On our public endpoints, we use the following to keep them stable:

  1. Caching - we use an HTTP cache for all public queries. We're using nginx for this, but any web cache (e.g. squid, varnish) would probably do.

  2. Limit results - we limit queries to returning the first 2000 results.

  3. Soft limit - this might be specific to 4store, but we set a limit on the depth the store itself will search.

  4. Query monitor daemon - we've got a daemon running which watches the CPU, memory and execution time of all query processes. Anything which exceeds certain limits is killed.

  5. Slow query analysis - all queries and their execution times are logged, and reports generated from these. For us, plenty of slow queries have been due to bad data having been imported, rather than badly formed queries.

These all apply to external requests, internal ones bypass the cache and result/store limits (we could also add API keys to do this).

One thing we're not doing that could help: Keep track of IP addresses versus query time - we can then rate limit (or block) IP addresses if an IP makes either a vast number of fast queries, or a lesser number of slower ones.

Some SPARQL store vendors differentiate themselves by offering features that address this (to some extent).

I'm thinking of OpenLink and its Virtuoso product in particular. They are running DBpedia, which has perhaps the most-(ab)used public SPARQL endpoint at the moment, so we can assume they have some experience with this issue. Their main strategies AFAICT are predicting the execution time based on a query plan and refusing complex queries; and returning partial results for queries with long execution time.

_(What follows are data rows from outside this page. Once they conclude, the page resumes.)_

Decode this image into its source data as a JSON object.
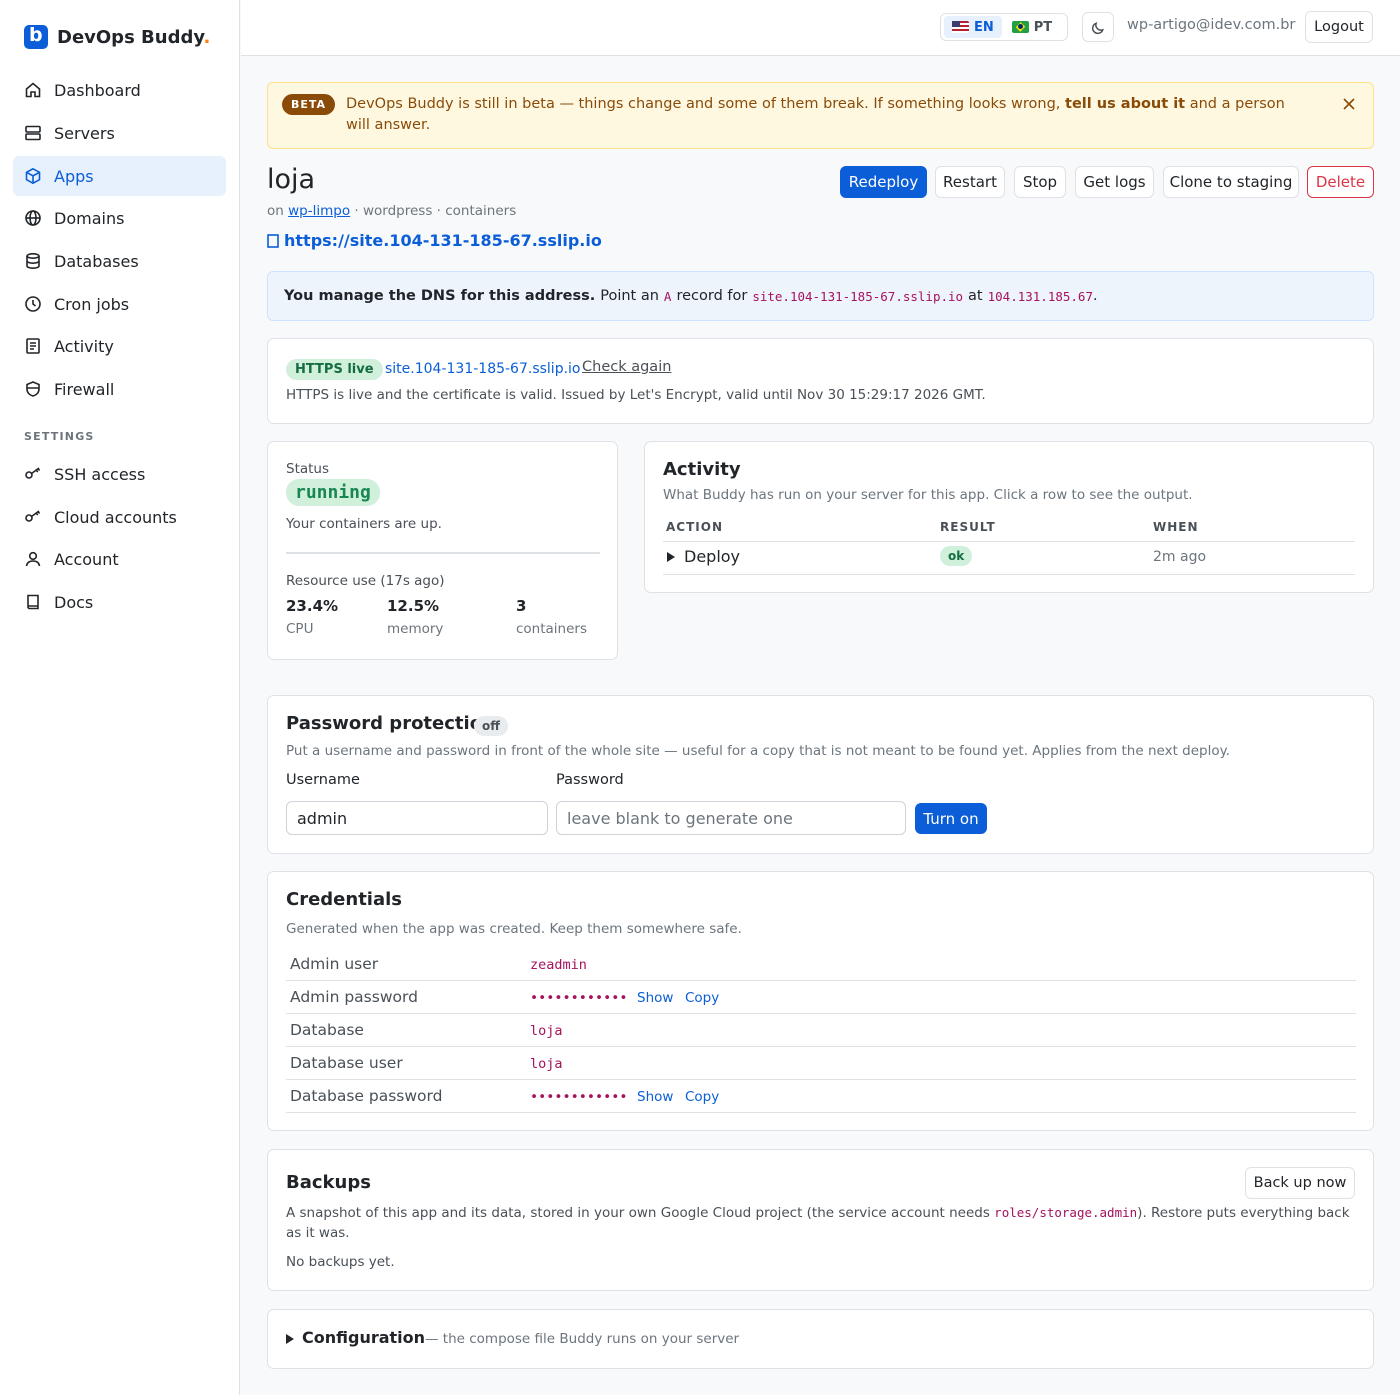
{
  "brand": {
    "name": "DevOps Buddy",
    "dot": "."
  },
  "nav": [
    {
      "label": "Dashboard",
      "icon": "home-icon"
    },
    {
      "label": "Servers",
      "icon": "server-icon"
    },
    {
      "label": "Apps",
      "icon": "cube-icon",
      "active": true
    },
    {
      "label": "Domains",
      "icon": "globe-icon"
    },
    {
      "label": "Databases",
      "icon": "database-icon"
    },
    {
      "label": "Cron jobs",
      "icon": "clock-icon"
    },
    {
      "label": "Activity",
      "icon": "list-icon"
    },
    {
      "label": "Firewall",
      "icon": "shield-icon"
    }
  ],
  "settings": {
    "label": "SETTINGS",
    "items": [
      {
        "label": "SSH access",
        "icon": "key-icon"
      },
      {
        "label": "Cloud accounts",
        "icon": "key-icon"
      },
      {
        "label": "Account",
        "icon": "user-icon"
      },
      {
        "label": "Docs",
        "icon": "book-icon"
      }
    ]
  },
  "topbar": {
    "lang_en": "EN",
    "lang_pt": "PT",
    "email": "wp-artigo@idev.com.br",
    "logout": "Logout"
  },
  "beta": {
    "badge": "BETA",
    "text_before": "DevOps Buddy is still in beta — things change and some of them break. If something looks wrong,",
    "link": "tell us about it",
    "text_after": "and a person will answer."
  },
  "app": {
    "name": "loja",
    "meta_on": "on",
    "server": "wp-limpo",
    "meta_rest": "· wordpress · containers",
    "url": "https://site.104-131-185-67.sslip.io"
  },
  "actions": {
    "redeploy": "Redeploy",
    "restart": "Restart",
    "stop": "Stop",
    "logs": "Get logs",
    "clone": "Clone to staging",
    "delete": "Delete"
  },
  "dns": {
    "bold": "You manage the DNS for this address.",
    "t1": "Point an",
    "record": "A",
    "t2": "record for",
    "host": "site.104-131-185-67.sslip.io",
    "t3": "at",
    "ip": "104.131.185.67",
    "t4": "."
  },
  "https": {
    "badge": "HTTPS live",
    "host": "site.104-131-185-67.sslip.io",
    "check": "Check again",
    "desc": "HTTPS is live and the certificate is valid. Issued by Let's Encrypt, valid until Nov 30 15:29:17 2026 GMT."
  },
  "status": {
    "label": "Status",
    "value": "running",
    "desc": "Your containers are up.",
    "resource_label": "Resource use (17s ago)",
    "cpu": "23.4%",
    "cpu_label": "CPU",
    "memory": "12.5%",
    "memory_label": "memory",
    "containers": "3",
    "containers_label": "containers"
  },
  "activity": {
    "title": "Activity",
    "subtitle": "What Buddy has run on your server for this app. Click a row to see the output.",
    "headers": [
      "ACTION",
      "RESULT",
      "WHEN"
    ],
    "rows": [
      {
        "action": "Deploy",
        "result": "ok",
        "when": "2m ago"
      }
    ]
  },
  "password": {
    "title": "Password protection",
    "state": "off",
    "desc": "Put a username and password in front of the whole site — useful for a copy that is not meant to be found yet. Applies from the next deploy.",
    "username_label": "Username",
    "username_value": "admin",
    "password_label": "Password",
    "password_placeholder": "leave blank to generate one",
    "submit": "Turn on"
  },
  "credentials": {
    "title": "Credentials",
    "subtitle": "Generated when the app was created. Keep them somewhere safe.",
    "show": "Show",
    "copy": "Copy",
    "rows": [
      {
        "key": "Admin user",
        "value": "zeadmin"
      },
      {
        "key": "Admin password",
        "value": "••••••••••••",
        "secret": true
      },
      {
        "key": "Database",
        "value": "loja"
      },
      {
        "key": "Database user",
        "value": "loja"
      },
      {
        "key": "Database password",
        "value": "••••••••••••",
        "secret": true
      }
    ]
  },
  "backups": {
    "title": "Backups",
    "desc_before": "A snapshot of this app and its data, stored in your own Google Cloud project (the service account needs",
    "role": "roles/storage.admin",
    "desc_after": "). Restore puts everything back as it was.",
    "empty": "No backups yet.",
    "button": "Back up now"
  },
  "config": {
    "title": "Configuration",
    "subtitle": "— the compose file Buddy runs on your server"
  }
}
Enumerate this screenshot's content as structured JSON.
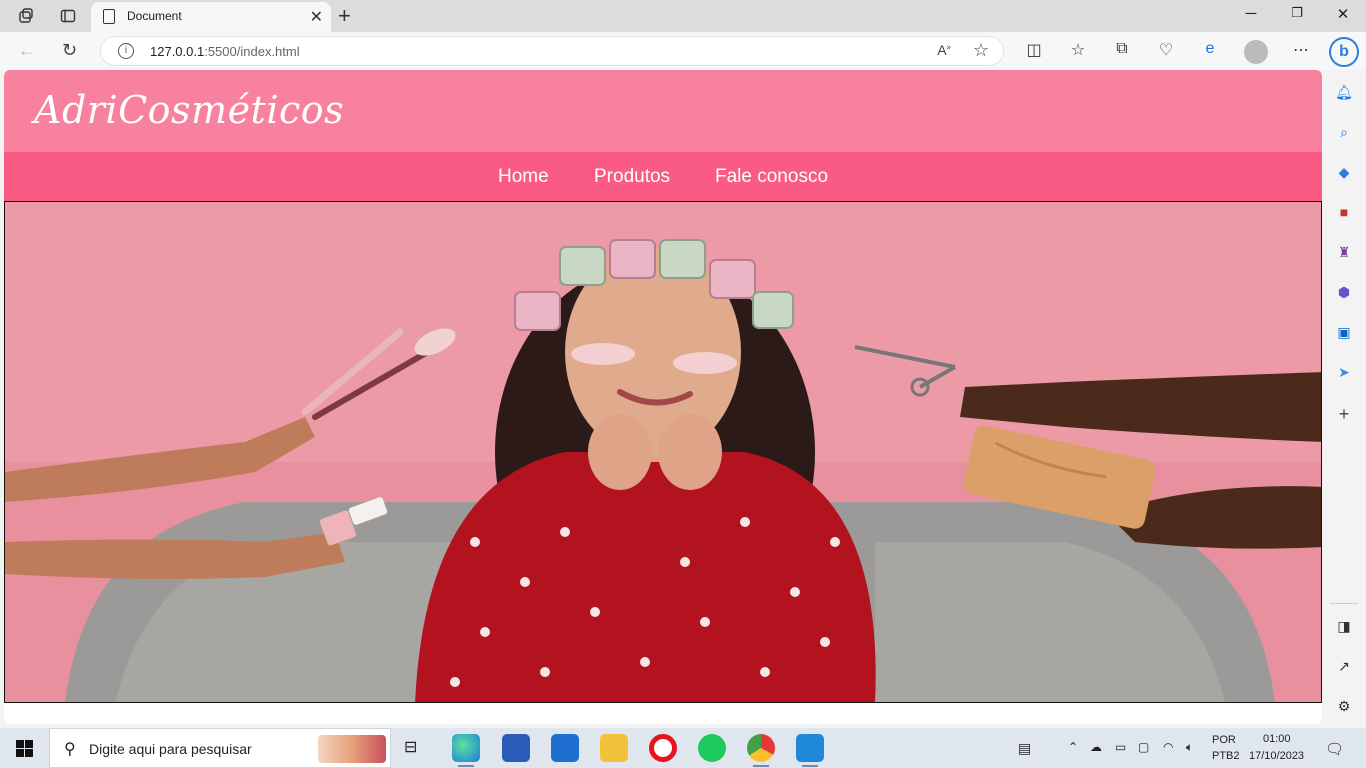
{
  "browser": {
    "tab_title": "Document",
    "url_host": "127.0.0.1",
    "url_rest": ":5500/index.html"
  },
  "site": {
    "logo": "AdriCosméticos",
    "nav": [
      "Home",
      "Produtos",
      "Fale conosco"
    ]
  },
  "taskbar": {
    "search_placeholder": "Digite aqui para pesquisar",
    "lang_top": "POR",
    "lang_bottom": "PTB2",
    "time": "01:00",
    "date": "17/10/2023"
  },
  "colors": {
    "header_pink": "#f7819e",
    "nav_pink": "#fa5b84",
    "hero_bg": "#e9929f",
    "shirt_red": "#b3121f"
  }
}
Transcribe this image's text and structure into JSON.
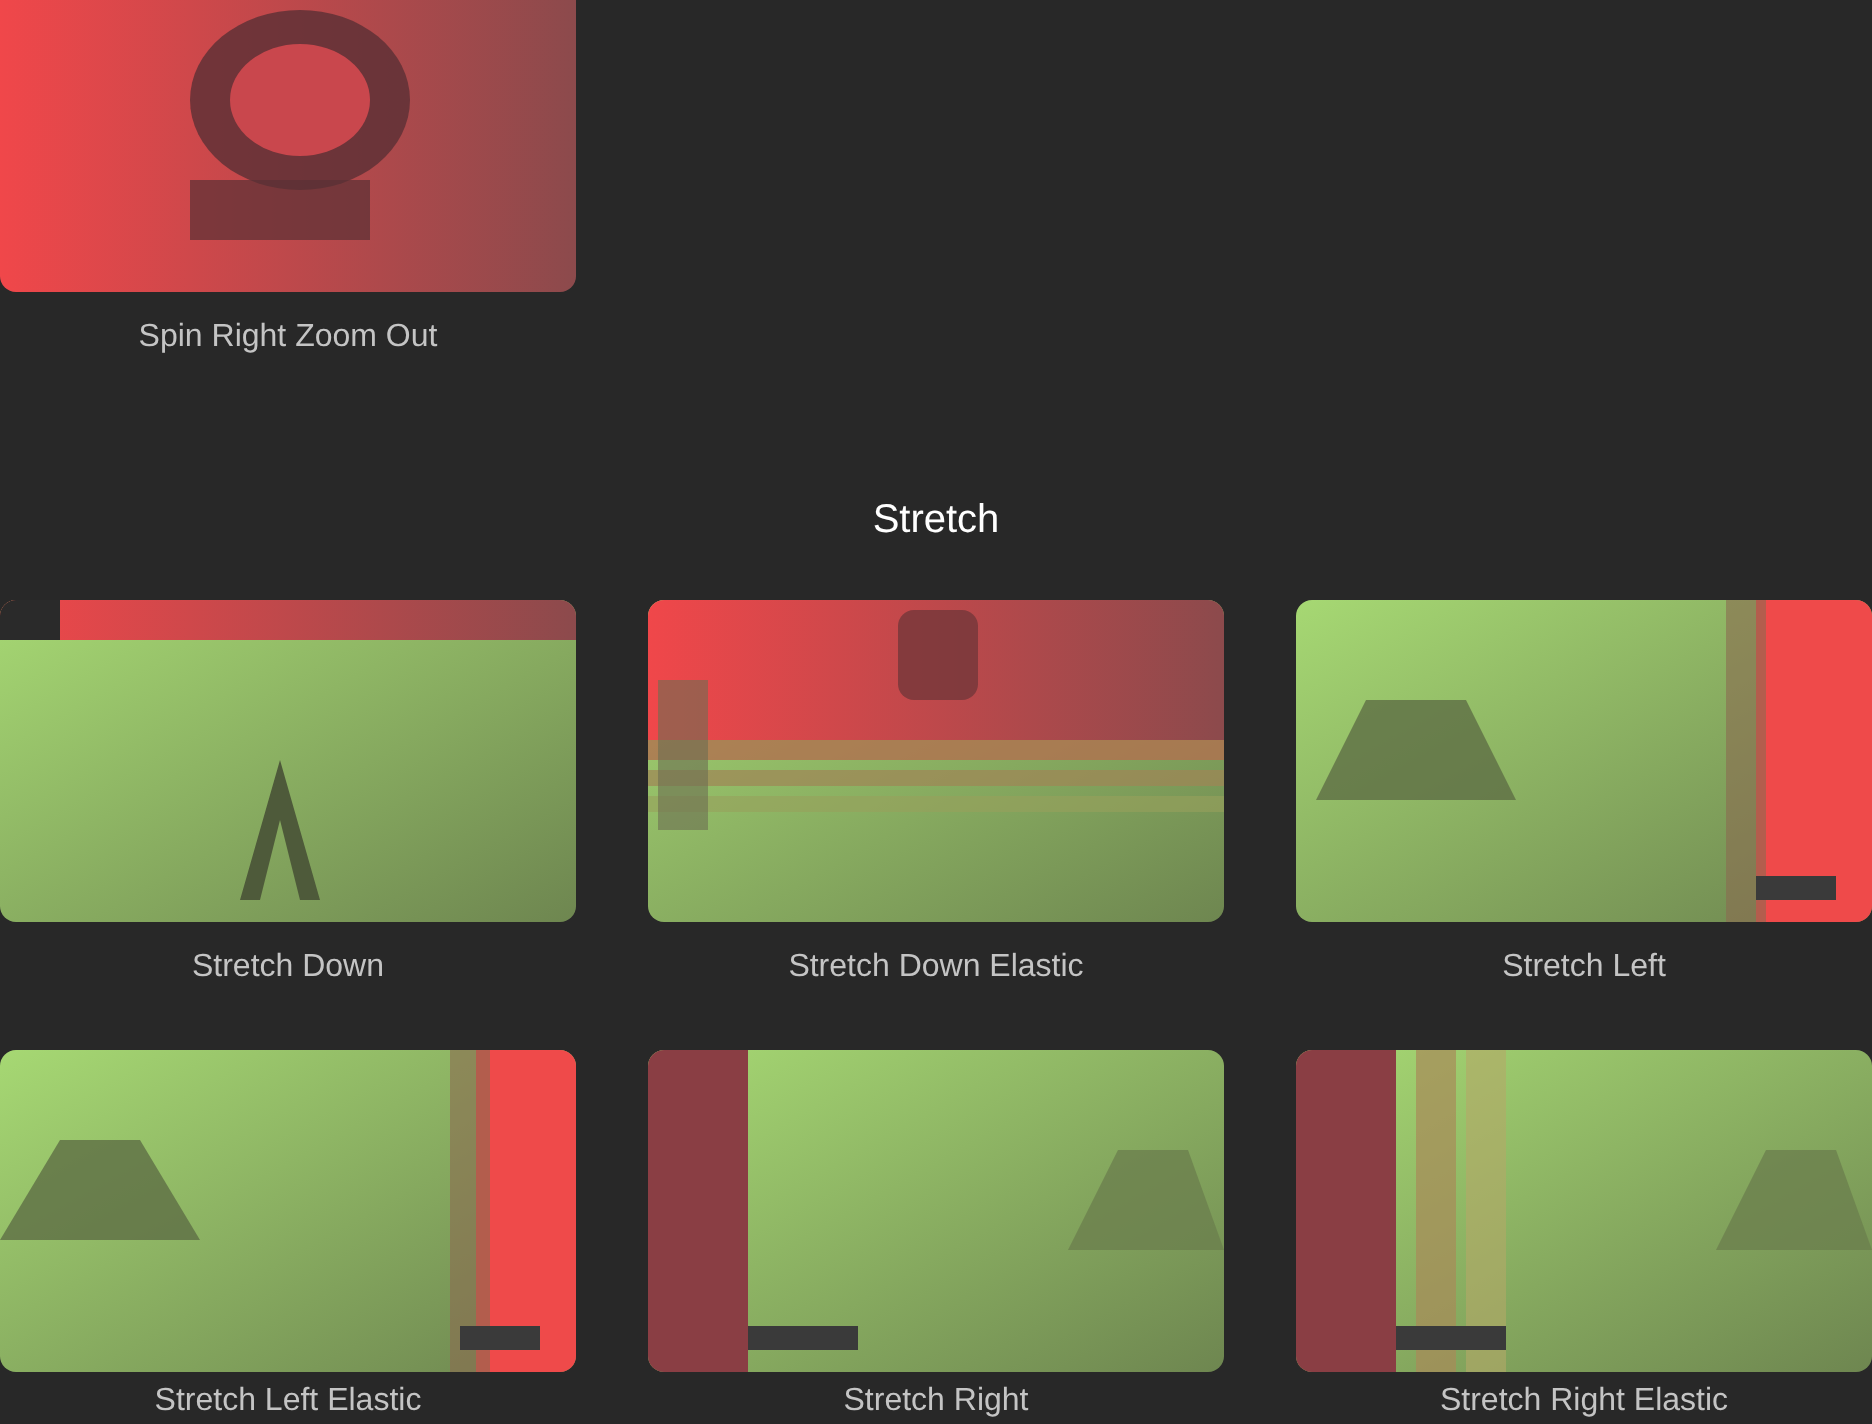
{
  "top_items": [
    {
      "label": "Spin Right Zoom Out"
    }
  ],
  "section": {
    "title": "Stretch",
    "items": [
      {
        "label": "Stretch Down"
      },
      {
        "label": "Stretch Down Elastic"
      },
      {
        "label": "Stretch Left"
      },
      {
        "label": "Stretch Left Elastic"
      },
      {
        "label": "Stretch Right"
      },
      {
        "label": "Stretch Right Elastic"
      }
    ]
  }
}
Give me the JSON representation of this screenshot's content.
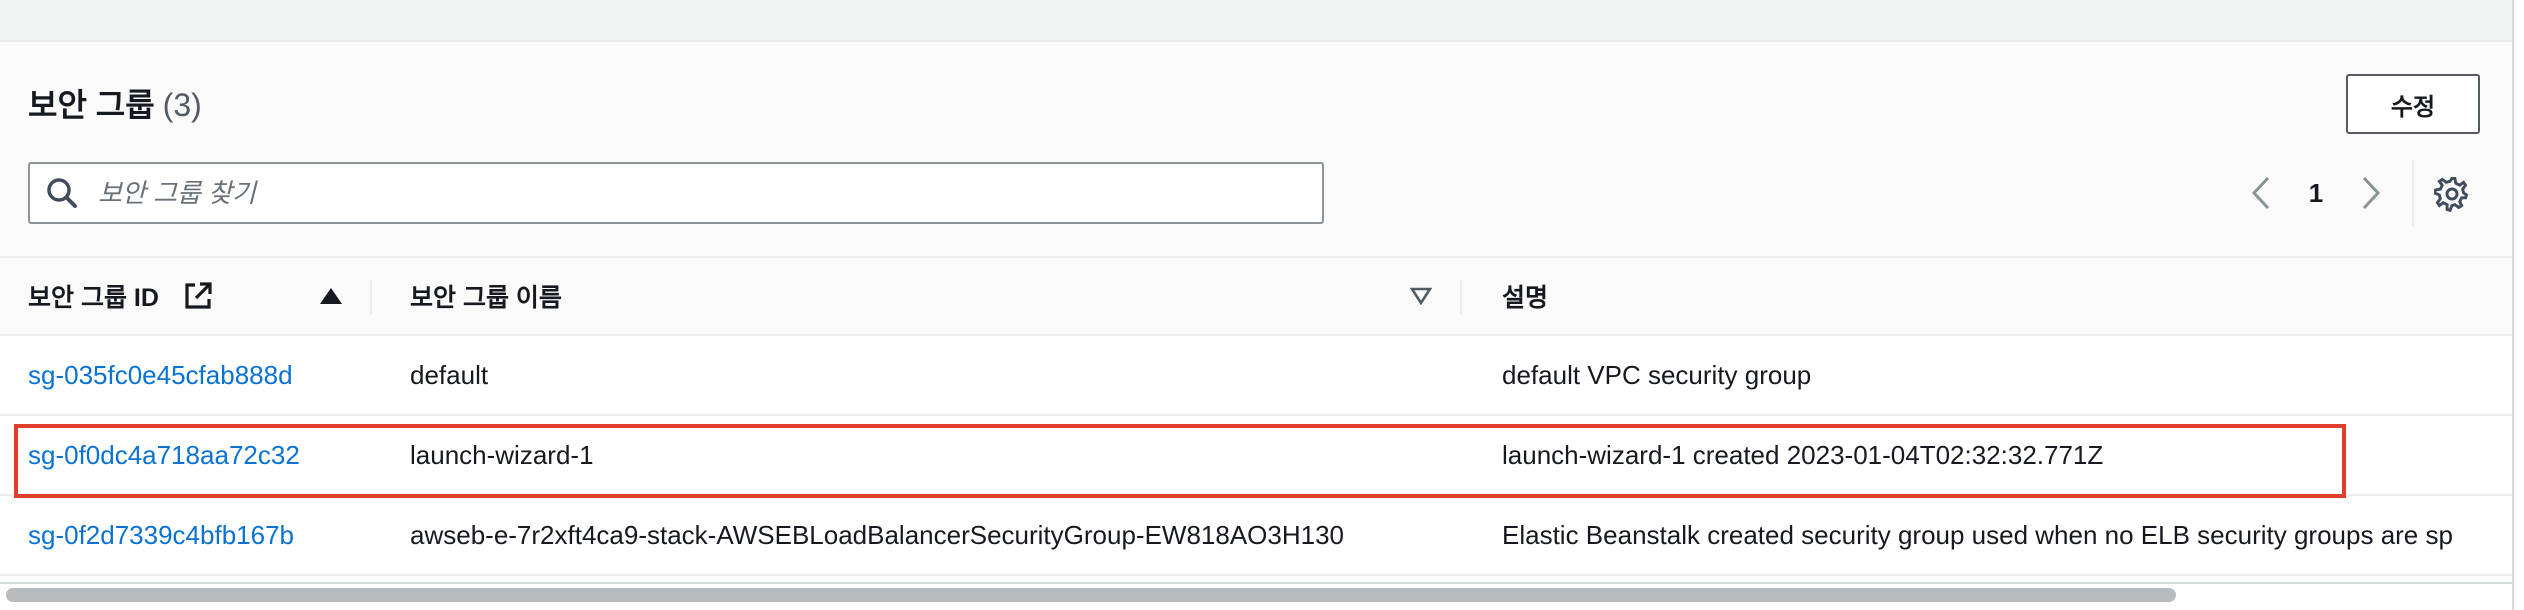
{
  "header": {
    "title": "보안 그룹",
    "count": "(3)",
    "edit_label": "수정"
  },
  "search": {
    "placeholder": "보안 그룹 찾기",
    "value": ""
  },
  "pagination": {
    "current_page": "1"
  },
  "table": {
    "columns": [
      {
        "label": "보안 그룹 ID",
        "sort": "ascending",
        "external_link_icon": "external-link-icon"
      },
      {
        "label": "보안 그룹 이름",
        "sort": "sortable"
      },
      {
        "label": "설명"
      }
    ],
    "rows": [
      {
        "id": "sg-035fc0e45cfab888d",
        "name": "default",
        "description": "default VPC security group"
      },
      {
        "id": "sg-0f0dc4a718aa72c32",
        "name": "launch-wizard-1",
        "description": "launch-wizard-1 created 2023-01-04T02:32:32.771Z",
        "highlighted": true
      },
      {
        "id": "sg-0f2d7339c4bfb167b",
        "name": "awseb-e-7r2xft4ca9-stack-AWSEBLoadBalancerSecurityGroup-EW818AO3H130",
        "description": "Elastic Beanstalk created security group used when no ELB security groups are sp"
      }
    ]
  },
  "colors": {
    "link": "#0972d3",
    "highlight_border": "#e0402b",
    "text": "#16191f"
  }
}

I don't think there's all that much that you can really do outside of the store implementation, except requiring an API key, but that would sort of defeat the purpose of a public SPARQL endpoint.

Edit: I should clarify that I don't really know if or how any other stores handle this; I mention Virtuoso just because we have a bit of experience with it.

ARQ is in the process of adding query timeout (JENA-29, is done, which is a precursor to JENA-47).

It does not stop the plain old denial-of-service issues you highlight but the ways to deal with that are the same as any web server - a sophisticated front-end to balance/exclude requests.

sparql.org gets these occasionally, mainly caused by errant programs and their bugs. sparql.org is not guaranteed to be up 24x7; it's best effort. It does have some internal limiting such as the size of data it will load.

In the Talis Platform we've got extensions that support query time-outs. I believe this kind of feature is going to get added to ARQ itself, making it more generally available.

In general of course, you can use all of the usual features to limit access to servers, e.g. IP rate limiting, limiting number of simultaneous requests from a server, etc.

In Kasabi we're using API keys for all APIs, including SPARQL endpoints. This will provide another point of management, although we've not put anything in place yet.